The confluence of strong northeast winds pushing water into the shore and a near-full moon combined to raise the tidal gauges in Charleston Harbor just above 8 feet, a level the National Weather Service considers major flood stage.
"Typically with those high astronomical factors, that's what really gives us a boost," NWS Forecaster Emily McGraw said, though an 8-foot tide "is certainly pretty rare."
Rising water infiltrated the city though some storm drains, creeks and marshes. The flooding stopped short of some of the city's worst episodes, however, because there wasn't much rain on top of it. Less than half an inch of rain fell Wednesday morning.
During the last three decades, Charleston has seen tides of 8 feet or higher; more than half of them took place in the past four years, McGraw said.
The prospect of rising sea levels driven by climate change promise to make the phenomenon even more frequent. The recent Fourth National Climate Assessment projected that Charleston's tidal flooding — sometimes called "sunny-day flooding" or "nuisance flooding" — could occur as often as every other day by 2045.
Every time conditions point to flooding, it becomes an "all hands on deck effort" for city employees, said Mark Wilbert, chief resilience officer for the city of Charleston.
Wilbert and Emergency Management Director Shannon Scaff were scheduled to attend an emergency response conference in Myrtle Beach but stayed behind to prepare for the tides.
On Tuesday, city departments met to discuss their plans, and Scaff met with representatives of the local universities and hospitals, too.
"That helps to get the (whole) city on the same page," Wilbert said.
Then, the city did something it hasn't for a few years: It issued its own travel advisory, warning commuters about flooding at specific intersections. It's an effort the city is going to refine, Wilbert said, but it may be more difficult to issue warnings in situations when unexpectedly heavy rains take the region by surprise.
"This one was well-advertised, well-expected," Wilbert said. "There’s going to be those unexpected incidents where it just may happen and we just may not have the information."
In some areas, the city's check valves, which allow water to flow out of storm drains but not rise back up, helped keep problem areas dry. That, combined with an improved berm on the side of Morrison Drive staved off flooding there, Wilbert said.
In the morning, police coordinated to blockade flooded roads. The city sent out teams with vactor trucks, which can suck up and store water. The teams also focused on clearing storm drains so there was nothing blocking them when the tide receded.

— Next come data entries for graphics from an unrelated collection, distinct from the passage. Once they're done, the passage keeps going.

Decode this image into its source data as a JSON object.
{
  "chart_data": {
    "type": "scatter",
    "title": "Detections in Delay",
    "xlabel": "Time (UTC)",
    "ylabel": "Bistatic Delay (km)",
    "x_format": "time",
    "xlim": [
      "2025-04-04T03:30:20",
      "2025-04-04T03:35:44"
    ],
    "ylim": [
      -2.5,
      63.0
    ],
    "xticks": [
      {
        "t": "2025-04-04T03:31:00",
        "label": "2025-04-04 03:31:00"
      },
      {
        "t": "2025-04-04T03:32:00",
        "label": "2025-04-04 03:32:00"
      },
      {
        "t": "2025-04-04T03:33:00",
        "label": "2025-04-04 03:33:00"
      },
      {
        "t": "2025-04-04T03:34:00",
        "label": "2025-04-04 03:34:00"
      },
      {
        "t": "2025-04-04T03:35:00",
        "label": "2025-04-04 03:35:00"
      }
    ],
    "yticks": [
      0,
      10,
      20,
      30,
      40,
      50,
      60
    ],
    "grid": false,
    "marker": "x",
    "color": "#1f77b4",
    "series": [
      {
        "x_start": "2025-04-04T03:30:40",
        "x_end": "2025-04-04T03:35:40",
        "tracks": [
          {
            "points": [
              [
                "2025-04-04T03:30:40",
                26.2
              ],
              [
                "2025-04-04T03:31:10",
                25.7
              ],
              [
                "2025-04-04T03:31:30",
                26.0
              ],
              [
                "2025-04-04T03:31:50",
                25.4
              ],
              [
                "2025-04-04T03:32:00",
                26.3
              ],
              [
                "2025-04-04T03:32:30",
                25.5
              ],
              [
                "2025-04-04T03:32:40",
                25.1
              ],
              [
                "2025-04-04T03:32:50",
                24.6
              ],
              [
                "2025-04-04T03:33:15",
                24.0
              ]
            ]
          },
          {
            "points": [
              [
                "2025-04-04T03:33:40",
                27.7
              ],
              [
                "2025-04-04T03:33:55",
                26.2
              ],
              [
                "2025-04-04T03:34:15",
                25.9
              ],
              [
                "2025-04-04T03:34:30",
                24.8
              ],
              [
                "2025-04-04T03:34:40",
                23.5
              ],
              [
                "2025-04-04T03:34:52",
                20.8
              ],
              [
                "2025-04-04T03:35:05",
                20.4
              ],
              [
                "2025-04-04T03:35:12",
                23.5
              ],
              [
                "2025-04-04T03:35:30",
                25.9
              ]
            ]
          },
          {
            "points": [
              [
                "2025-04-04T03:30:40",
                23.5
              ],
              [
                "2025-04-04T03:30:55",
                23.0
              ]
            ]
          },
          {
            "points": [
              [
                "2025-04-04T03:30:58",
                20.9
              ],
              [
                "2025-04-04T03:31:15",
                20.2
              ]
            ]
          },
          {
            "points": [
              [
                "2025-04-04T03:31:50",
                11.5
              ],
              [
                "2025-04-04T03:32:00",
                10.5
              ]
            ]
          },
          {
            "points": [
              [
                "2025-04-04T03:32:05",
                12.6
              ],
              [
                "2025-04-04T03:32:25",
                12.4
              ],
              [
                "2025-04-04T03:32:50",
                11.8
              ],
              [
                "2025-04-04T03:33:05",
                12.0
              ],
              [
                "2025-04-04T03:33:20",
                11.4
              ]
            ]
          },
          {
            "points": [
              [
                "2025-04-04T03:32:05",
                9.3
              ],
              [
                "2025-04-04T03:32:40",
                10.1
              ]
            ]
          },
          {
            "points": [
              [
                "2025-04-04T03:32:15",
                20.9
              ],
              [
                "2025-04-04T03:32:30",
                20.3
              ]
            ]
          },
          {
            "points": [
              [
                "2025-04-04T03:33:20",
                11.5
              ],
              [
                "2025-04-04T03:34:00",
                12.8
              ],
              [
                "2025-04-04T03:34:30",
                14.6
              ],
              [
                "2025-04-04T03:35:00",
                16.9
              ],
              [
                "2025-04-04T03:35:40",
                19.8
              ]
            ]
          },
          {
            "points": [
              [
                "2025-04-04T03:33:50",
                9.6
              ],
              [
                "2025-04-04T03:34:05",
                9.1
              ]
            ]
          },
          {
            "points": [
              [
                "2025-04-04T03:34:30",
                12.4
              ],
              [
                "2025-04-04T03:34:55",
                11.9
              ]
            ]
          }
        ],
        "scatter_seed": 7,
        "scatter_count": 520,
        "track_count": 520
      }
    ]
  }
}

By 11 a.m., most roads had reopened.
'Used to it'
High tides disrupted not only the Charleston peninsula but briefly closed Long Point Road in Mount Pleasant, seeped into back yards through Folly Beach's marshes and even covered the causeways connecting Pawleys Island to the rest of the Grand Strand.
The perfect stew of conditions that led to Wednesday's flooding have become familiar to coastal residents like Patricia Owens.
Owens has lived at Charleston's Beaufain and Barre streets for 15 years, just a few lots away from where one resident recently decided to demolish her repeatedly flooded home. Owens has never had floodwaters reach above the first step to her porch, but she often has seen water run in a stream from the marsh behind her house to the street.
“You kind of get used to it,” Owens said. “The trouble is, it’s higher than it ever was before (during a high tide). It hasn’t been like this until recently.”
A block away on Wentworth Street, Clark Salisbury was searching for his wife. The couple was visiting from Portland, Oregon, and one of Amy Salisbury's cousins told them about the forecast flooding — and encouraged them to take a look.
"It's a tourist attraction to us," Clark Salisbury joked.
But the two became separated on either side of flooding at Wentworth and Barre Street, and they had to puzzle out the best way to reunite.
After about five minutes of consulting on the phone, Amy Salisbury appeared on Gadsden Street.
"I didn't realize it would come up so fast," she said. "It's shocking."